AAV Transduction of cells in culture: hVS tumor cells and iSCs were seeded in 24 well plates with glass coverslips at 25,000 cells/well for subsequent analysis by immunostaining. U87 glioblastoma cells were seeded in 12-well tissue culture plates at 80,000 cells/well for analysis by Western blot, qPCR, and MTT cell proliferation assay. All culture vessels were pre-treated with 5 μg/mL human fibronectin in DPBS for 30 min at RT to enhance cell adhesion. The next day, cells were carefully washed thrice with 2% FBS medium (hVS), 5% FBS medium (iSCs), or no serum medium (U87) and then incubated in 100 mU/mL neuraminidase (NA) (Sigma-Aldrich) for 2 h at 37° C./5% CO2. NA was carefully removed and the cells washed again three times with their respective media described above, and treated with the AAV vectors diluted in media at 300,000 DRP/mL. The plates were incubated at 4° C. for 1 h before transferring to a humidified incubator at 37° C./5% CO2. At 48 h post-transduction, fresh complete media was added to the cells and continued to incubate until 72-96 h for subsequent analysis of transduced cells.

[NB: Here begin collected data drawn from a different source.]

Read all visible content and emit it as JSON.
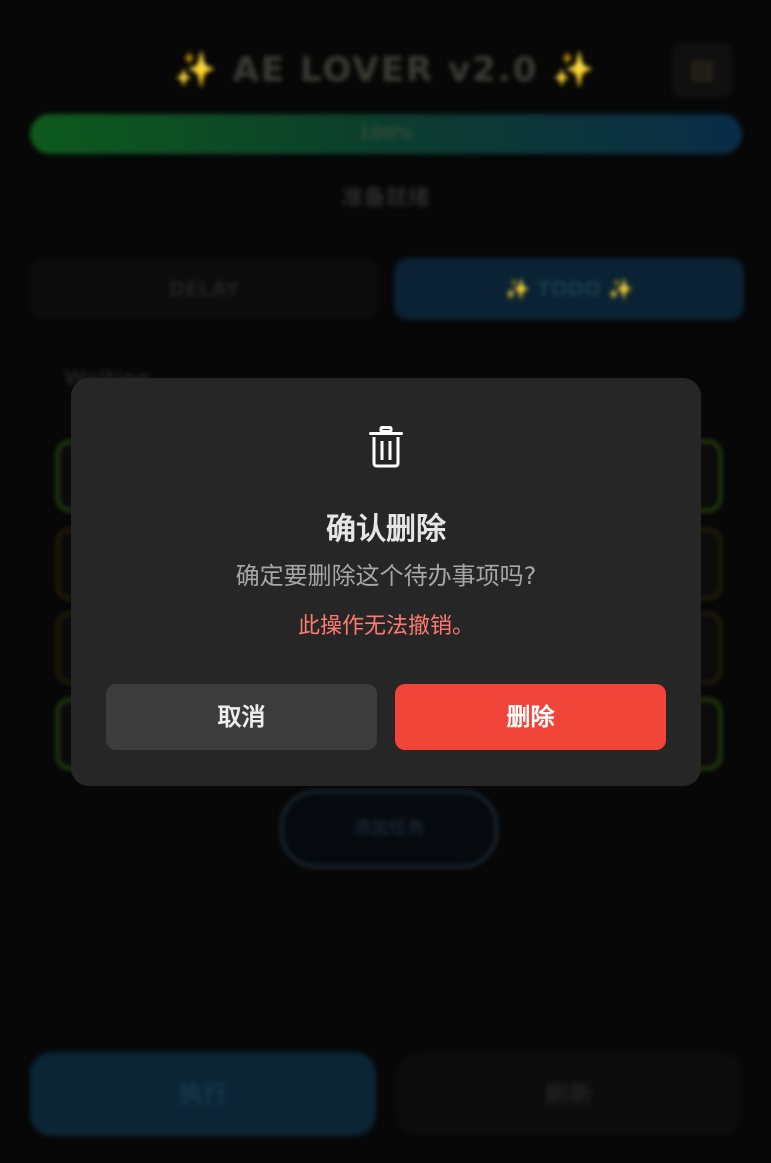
{
  "app": {
    "title_spark": "✨",
    "title": "AE LOVER v2.0",
    "corner_icon": "clipboard-icon",
    "progress_text": "100%",
    "progress_value": 1.0,
    "status_text": "准备就绪",
    "tabs": [
      {
        "label": "DELAY"
      },
      {
        "label": "TODO",
        "active": true
      }
    ],
    "section_label": "Waiting",
    "add_button": "添加任务",
    "run_button": "执行",
    "refresh_button": "刷新"
  },
  "dialog": {
    "icon": "trash-icon",
    "title": "确认删除",
    "message": "确定要删除这个待办事项吗?",
    "warning": "此操作无法撤销。",
    "cancel_label": "取消",
    "delete_label": "删除",
    "colors": {
      "delete": "#f2453a",
      "warning": "#ff7b72",
      "panel": "#262626"
    }
  }
}
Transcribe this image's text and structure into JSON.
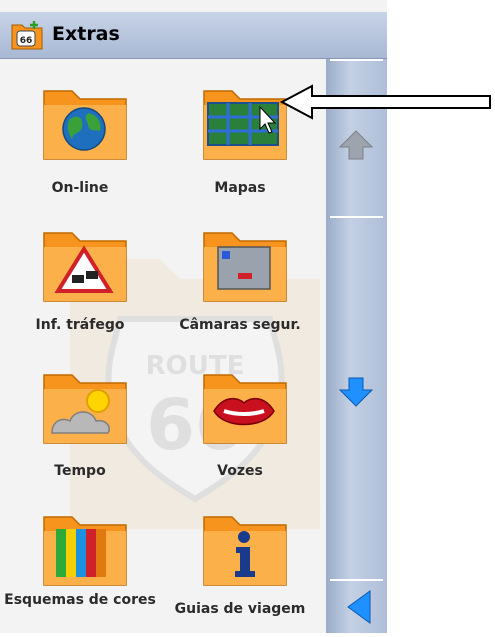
{
  "window": {
    "title": "Extras",
    "title_icon": "route66-folder-icon"
  },
  "items": [
    {
      "label": "On-line",
      "icon": "globe-folder-icon"
    },
    {
      "label": "Mapas",
      "icon": "maps-folder-icon"
    },
    {
      "label": "Inf. tráfego",
      "icon": "traffic-warning-folder-icon"
    },
    {
      "label": "Câmaras segur.",
      "icon": "speed-camera-folder-icon"
    },
    {
      "label": "Tempo",
      "icon": "weather-folder-icon"
    },
    {
      "label": "Vozes",
      "icon": "lips-folder-icon"
    },
    {
      "label": "Esquemas de cores",
      "icon": "color-schemes-folder-icon"
    },
    {
      "label": "Guias de viagem",
      "icon": "info-folder-icon"
    }
  ],
  "scrollbar": {
    "up": "up-arrow-icon",
    "down": "down-arrow-icon",
    "back": "back-arrow-icon"
  },
  "annotation": {
    "pointer": "callout-arrow-icon"
  },
  "colors": {
    "folder": "#f7941d",
    "folder_dark": "#e07a10",
    "titlebar": "#b4c2dc",
    "scroll_blue": "#1e90ff"
  }
}
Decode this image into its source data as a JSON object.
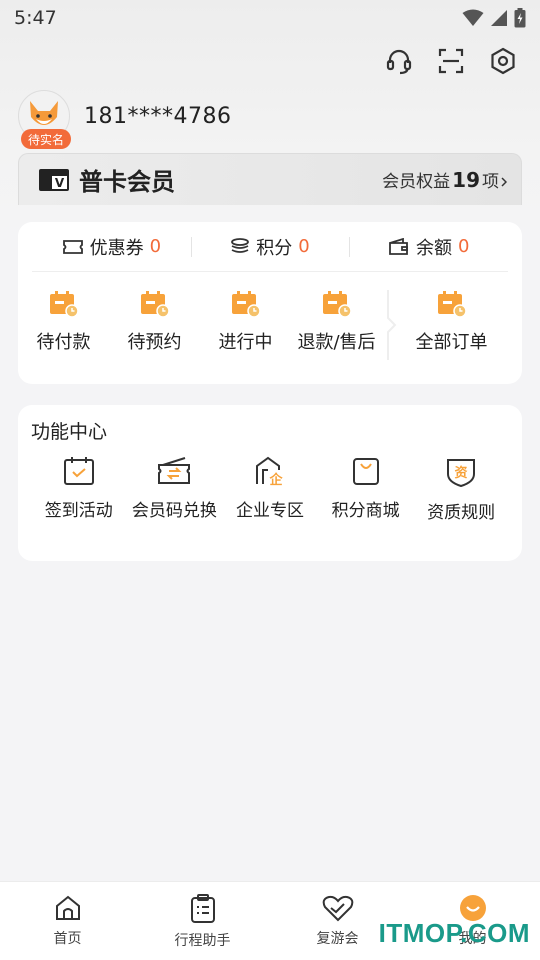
{
  "status_bar": {
    "time": "5:47"
  },
  "header": {
    "icons": [
      "headset-icon",
      "scan-icon",
      "settings-icon"
    ]
  },
  "profile": {
    "badge": "待实名",
    "phone": "181****4786"
  },
  "member": {
    "logo": "V",
    "title": "普卡会员",
    "rights_label": "会员权益",
    "rights_count": "19",
    "rights_unit": "项"
  },
  "stats": [
    {
      "label": "优惠券",
      "value": "0"
    },
    {
      "label": "积分",
      "value": "0"
    },
    {
      "label": "余额",
      "value": "0"
    }
  ],
  "orders": [
    {
      "label": "待付款"
    },
    {
      "label": "待预约"
    },
    {
      "label": "进行中"
    },
    {
      "label": "退款/售后"
    },
    {
      "label": "全部订单"
    }
  ],
  "function_center": {
    "title": "功能中心",
    "items": [
      {
        "label": "签到活动"
      },
      {
        "label": "会员码兑换"
      },
      {
        "label": "企业专区"
      },
      {
        "label": "积分商城"
      },
      {
        "label": "资质规则"
      }
    ]
  },
  "bottom_nav": [
    {
      "label": "首页"
    },
    {
      "label": "行程助手"
    },
    {
      "label": "复游会"
    },
    {
      "label": "我的"
    }
  ],
  "watermark": "ITMOP.COM",
  "colors": {
    "accent": "#f26b3a",
    "icon_orange": "#f7a23a",
    "watermark": "#1a9a8a"
  }
}
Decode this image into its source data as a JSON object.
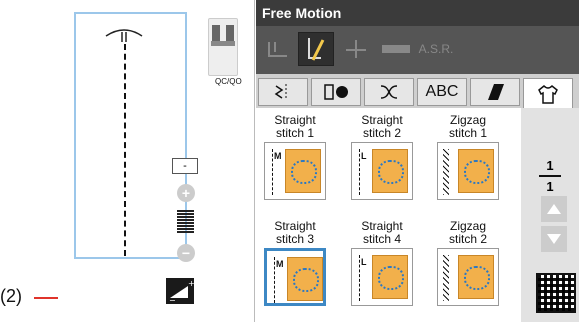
{
  "annotation": {
    "label": "(2)",
    "line_color": "#e0342b"
  },
  "left_panel": {
    "foot_label": "QC/QO",
    "stitch_length_minus": "-",
    "plus_symbol": "+",
    "minus_symbol": "−",
    "tension_button_icon": "tension-icon"
  },
  "right_panel": {
    "title": "Free Motion",
    "modes": [
      {
        "icon": "presser-foot-mode-icon",
        "active": false
      },
      {
        "icon": "free-motion-mode-icon",
        "active": true
      },
      {
        "icon": "needle-mode-icon",
        "active": false
      },
      {
        "icon": "ruler-mode-icon",
        "active": false
      },
      {
        "label": "A.S.R.",
        "active": false
      }
    ],
    "categories": [
      {
        "icon": "utility-stitch-icon",
        "active": false
      },
      {
        "icon": "buttonhole-icon",
        "active": false
      },
      {
        "icon": "decorative-stitch-icon",
        "active": false
      },
      {
        "label": "ABC",
        "active": false
      },
      {
        "icon": "quilting-icon",
        "active": false
      },
      {
        "icon": "garment-icon",
        "active": true
      }
    ],
    "stitches": [
      {
        "label_line1": "Straight",
        "label_line2": "stitch 1",
        "mark": "M",
        "type": "straight",
        "selected": false
      },
      {
        "label_line1": "Straight",
        "label_line2": "stitch 2",
        "mark": "L",
        "type": "straight",
        "selected": false
      },
      {
        "label_line1": "Zigzag",
        "label_line2": "stitch 1",
        "mark": "",
        "type": "zigzag",
        "selected": false
      },
      {
        "label_line1": "Straight",
        "label_line2": "stitch 3",
        "mark": "M",
        "type": "straight",
        "selected": true
      },
      {
        "label_line1": "Straight",
        "label_line2": "stitch 4",
        "mark": "L",
        "type": "straight",
        "selected": false
      },
      {
        "label_line1": "Zigzag",
        "label_line2": "stitch 2",
        "mark": "",
        "type": "zigzag",
        "selected": false
      }
    ],
    "page": {
      "current": "1",
      "total": "1"
    },
    "colors": {
      "fabric": "#f2b04b",
      "flower": "#2a78c4",
      "selected": "#3d88c4"
    }
  }
}
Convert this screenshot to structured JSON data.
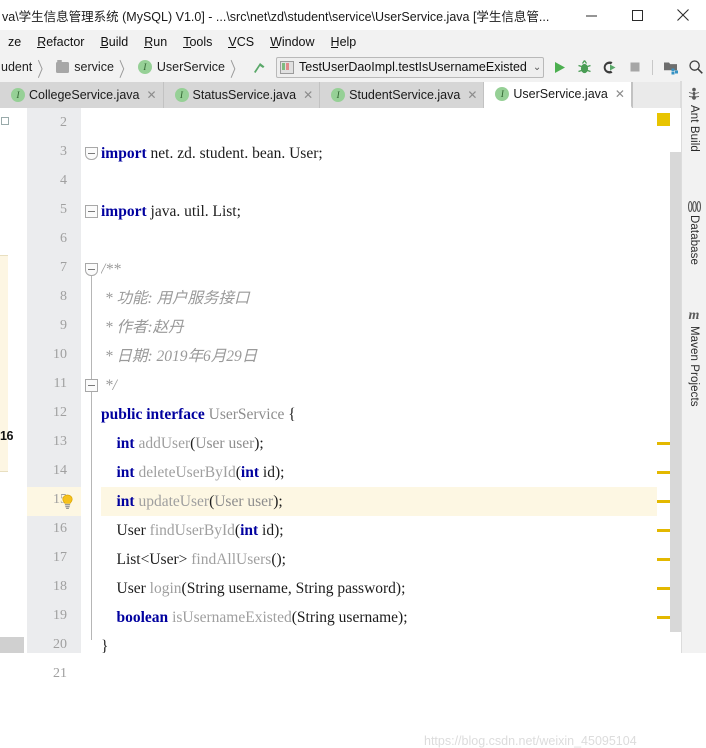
{
  "window": {
    "title": "va\\学生信息管理系统 (MySQL) V1.0] - ...\\src\\net\\zd\\student\\service\\UserService.java [学生信息管...",
    "minimize_label": "─",
    "maximize_label": "☐",
    "close_label": "✕"
  },
  "menubar": {
    "items": [
      {
        "name": "analyze",
        "label": "ze",
        "mnemonic": false
      },
      {
        "name": "refactor",
        "label": "Refactor",
        "mnemonic": true
      },
      {
        "name": "build",
        "label": "Build",
        "mnemonic": true
      },
      {
        "name": "run",
        "label": "Run",
        "mnemonic": true
      },
      {
        "name": "tools",
        "label": "Tools",
        "mnemonic": true
      },
      {
        "name": "vcs",
        "label": "VCS",
        "mnemonic": true
      },
      {
        "name": "window",
        "label": "Window",
        "mnemonic": true
      },
      {
        "name": "help",
        "label": "Help",
        "mnemonic": true
      }
    ]
  },
  "navbar": {
    "breadcrumb": [
      {
        "name": "student",
        "label": "udent",
        "icon": "none"
      },
      {
        "name": "service",
        "label": "service",
        "icon": "folder-icon"
      },
      {
        "name": "userservice",
        "label": "UserService",
        "icon": "interface-icon"
      }
    ],
    "breadcrumb_separator": "〉",
    "run_config": {
      "label": "TestUserDaoImpl.testIsUsernameExisted",
      "chevron": "⌄",
      "icon": "junit-config-icon"
    },
    "buttons": [
      {
        "name": "run-button",
        "icon": "run-triangle-icon",
        "color": "#4caf50"
      },
      {
        "name": "debug-button",
        "icon": "debug-bug-icon",
        "color": "#499c54"
      },
      {
        "name": "run-coverage-button",
        "icon": "coverage-icon",
        "color": "#3b3b3b"
      },
      {
        "name": "stop-button",
        "icon": "stop-square-icon",
        "color": "#a6a6a6"
      },
      {
        "name": "project-structure-button",
        "icon": "project-structure-icon",
        "color": "#6e6e6e"
      },
      {
        "name": "search-everywhere-button",
        "icon": "search-icon",
        "color": "#3c3c3c"
      }
    ]
  },
  "tabs": [
    {
      "name": "tab-collegeservice",
      "label": "CollegeService.java",
      "active": false,
      "close": "✕"
    },
    {
      "name": "tab-statusservice",
      "label": "StatusService.java",
      "active": false,
      "close": "✕"
    },
    {
      "name": "tab-studentservice",
      "label": "StudentService.java",
      "active": false,
      "close": "✕"
    },
    {
      "name": "tab-userservice",
      "label": "UserService.java",
      "active": true,
      "close": "✕"
    }
  ],
  "editor": {
    "first_line": 2,
    "current_line": 15,
    "left_popup_number": "16",
    "line_numbers": [
      2,
      3,
      4,
      5,
      6,
      7,
      8,
      9,
      10,
      11,
      12,
      13,
      14,
      15,
      16,
      17,
      18,
      19,
      20,
      21
    ],
    "lines": [
      {
        "n": 2,
        "segments": []
      },
      {
        "n": 3,
        "segments": [
          {
            "t": "import ",
            "c": "kw"
          },
          {
            "t": "net. zd. student. bean. User;",
            "c": "pl"
          }
        ]
      },
      {
        "n": 4,
        "segments": []
      },
      {
        "n": 5,
        "segments": [
          {
            "t": "import ",
            "c": "kw"
          },
          {
            "t": "java. util. List;",
            "c": "pl"
          }
        ]
      },
      {
        "n": 6,
        "segments": []
      },
      {
        "n": 7,
        "segments": [
          {
            "t": "/**",
            "c": "cm"
          }
        ]
      },
      {
        "n": 8,
        "segments": [
          {
            "t": " * 功能: 用户服务接口",
            "c": "cm"
          }
        ]
      },
      {
        "n": 9,
        "segments": [
          {
            "t": " * 作者:赵丹",
            "c": "cm"
          }
        ]
      },
      {
        "n": 10,
        "segments": [
          {
            "t": " * 日期: 2019年6月29日",
            "c": "cm"
          }
        ]
      },
      {
        "n": 11,
        "segments": [
          {
            "t": " */",
            "c": "cm"
          }
        ]
      },
      {
        "n": 12,
        "segments": [
          {
            "t": "public interface ",
            "c": "kw"
          },
          {
            "t": "UserService",
            "c": "typ"
          },
          {
            "t": " {",
            "c": "pl"
          }
        ]
      },
      {
        "n": 13,
        "segments": [
          {
            "t": "    ",
            "c": "pl"
          },
          {
            "t": "int ",
            "c": "kw"
          },
          {
            "t": "addUser",
            "c": "mth"
          },
          {
            "t": "(",
            "c": "pl"
          },
          {
            "t": "User user",
            "c": "typ"
          },
          {
            "t": ");",
            "c": "pl"
          }
        ]
      },
      {
        "n": 14,
        "segments": [
          {
            "t": "    ",
            "c": "pl"
          },
          {
            "t": "int ",
            "c": "kw"
          },
          {
            "t": "deleteUserById",
            "c": "mth"
          },
          {
            "t": "(",
            "c": "pl"
          },
          {
            "t": "int",
            "c": "kw"
          },
          {
            "t": " id);",
            "c": "pl"
          }
        ]
      },
      {
        "n": 15,
        "segments": [
          {
            "t": "    ",
            "c": "pl"
          },
          {
            "t": "int ",
            "c": "kw"
          },
          {
            "t": "updateUser",
            "c": "mth"
          },
          {
            "t": "(",
            "c": "pl"
          },
          {
            "t": "User user",
            "c": "typ"
          },
          {
            "t": ");",
            "c": "pl"
          }
        ]
      },
      {
        "n": 16,
        "segments": [
          {
            "t": "    ",
            "c": "pl"
          },
          {
            "t": "User ",
            "c": "pl"
          },
          {
            "t": "findUserById",
            "c": "mth"
          },
          {
            "t": "(",
            "c": "pl"
          },
          {
            "t": "int",
            "c": "kw"
          },
          {
            "t": " id);",
            "c": "pl"
          }
        ]
      },
      {
        "n": 17,
        "segments": [
          {
            "t": "    ",
            "c": "pl"
          },
          {
            "t": "List<User> ",
            "c": "pl"
          },
          {
            "t": "findAllUsers",
            "c": "mth"
          },
          {
            "t": "();",
            "c": "pl"
          }
        ]
      },
      {
        "n": 18,
        "segments": [
          {
            "t": "    ",
            "c": "pl"
          },
          {
            "t": "User ",
            "c": "pl"
          },
          {
            "t": "login",
            "c": "mth"
          },
          {
            "t": "(String username, String password);",
            "c": "pl"
          }
        ]
      },
      {
        "n": 19,
        "segments": [
          {
            "t": "    ",
            "c": "pl"
          },
          {
            "t": "boolean ",
            "c": "kw"
          },
          {
            "t": "isUsernameExisted",
            "c": "mth"
          },
          {
            "t": "(String username);",
            "c": "pl"
          }
        ]
      },
      {
        "n": 20,
        "segments": [
          {
            "t": "}",
            "c": "pl"
          }
        ]
      },
      {
        "n": 21,
        "segments": []
      }
    ],
    "fold_markers": [
      {
        "line": 3,
        "shape": "rounded"
      },
      {
        "line": 5,
        "shape": "square"
      },
      {
        "line": 7,
        "shape": "rounded"
      },
      {
        "line": 11,
        "shape": "square"
      }
    ],
    "bulb_line": 15,
    "bulb_icon": "lightbulb-intention-icon"
  },
  "markers": {
    "top_square_color": "#e8c400",
    "tick_color": "#e3b800",
    "tick_lines": [
      13,
      14,
      15,
      16,
      17,
      18,
      19
    ]
  },
  "right_toolwindows": [
    {
      "name": "tool-ant-build",
      "label": "Ant Build",
      "icon": "ant-icon",
      "glyph": "⚘"
    },
    {
      "name": "tool-database",
      "label": "Database",
      "icon": "database-icon",
      "glyph": "⎓"
    },
    {
      "name": "tool-maven-projects",
      "label": "Maven Projects",
      "icon": "maven-icon",
      "glyph": "m"
    }
  ],
  "watermark": {
    "text": "https://blog.csdn.net/weixin_45095104"
  }
}
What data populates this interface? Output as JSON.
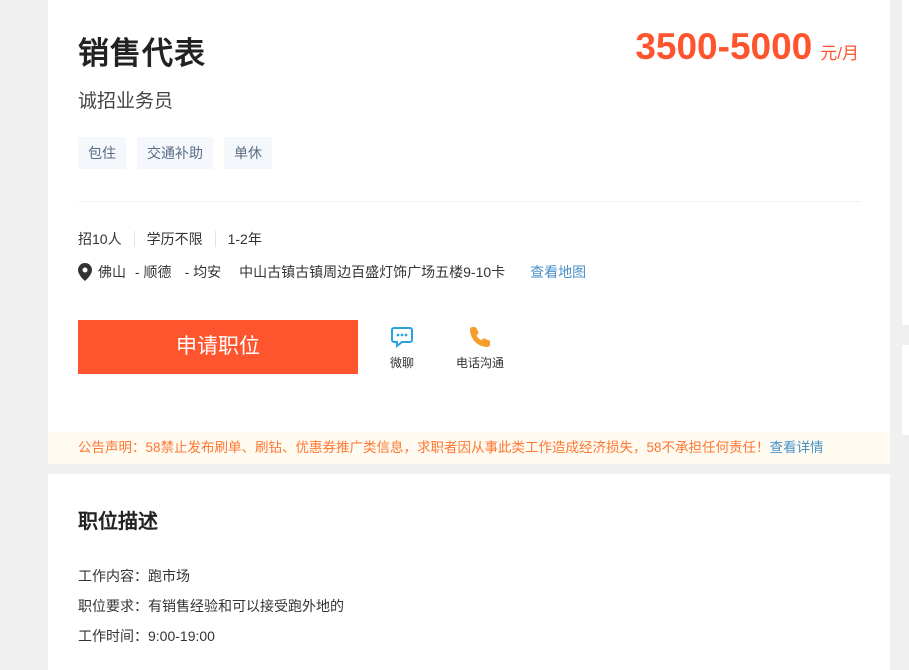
{
  "job": {
    "title": "销售代表",
    "salary": "3500-5000",
    "salary_unit": "元/月",
    "subtitle": "诚招业务员",
    "tags": [
      "包住",
      "交通补助",
      "单休"
    ],
    "meta": [
      "招10人",
      "学历不限",
      "1-2年"
    ],
    "address": {
      "city": "佛山",
      "district": "- 顺德",
      "area": "- 均安",
      "street": "中山古镇古镇周边百盛灯饰广场五楼9-10卡",
      "map_link": "查看地图"
    }
  },
  "actions": {
    "apply_label": "申请职位",
    "wechat_label": "微聊",
    "phone_label": "电话沟通"
  },
  "notice": {
    "text": "公告声明：58禁止发布刷单、刷钻、优惠券推广类信息，求职者因从事此类工作造成经济损失，58不承担任何责任！",
    "more": "查看详情"
  },
  "description": {
    "section_title": "职位描述",
    "lines": [
      "工作内容：跑市场",
      "职位要求：有销售经验和可以接受跑外地的",
      "工作时间：9:00-19:00"
    ]
  },
  "colors": {
    "accent": "#ff552e",
    "link": "#4a90c9",
    "notice_text": "#ff7733"
  }
}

Immunofluorescence staining: Fibroblasts, hVS tumor cells, and iSCs were seeded in 24 well plates with glass coverslips. The next day the cells were fixed with 4% paraformaldehyde for 12 min at RT, washed three times with DPBS, and blocked in DPBS with 10% goat serum, 0.1% Triton X-100, and 0.1% Tween-20 for 1 h at RT. Cells were then incubated in primary antibody overnight at 4° C. with gentle shaking. All primary antibodies were diluted in blocking solution. Respective dilutions and providers are listed in Table 2 below. The following day, cells were washed 3× in DPBS before incubating in Alexa Fluor-conjugated secondary antibodies (Invitrogen) and DAPI (Thermo Fisher Scientific) diluted in blocking solution for 1 h at room temperature. Following three washes with DPBS, the coverslips were mounted on slides with Vectashield (Vector Labs, Burlingame, CA) and sealed. Images were captured with Nikon Eclipse Ti2-E motorized inverted microscope and NIS-Elements imaging software. Quantitation of cells with high c-Myc or Sox2 staining was performed using the ImageJ/Fiji image processing and analysis software (Schneider et al., 2012)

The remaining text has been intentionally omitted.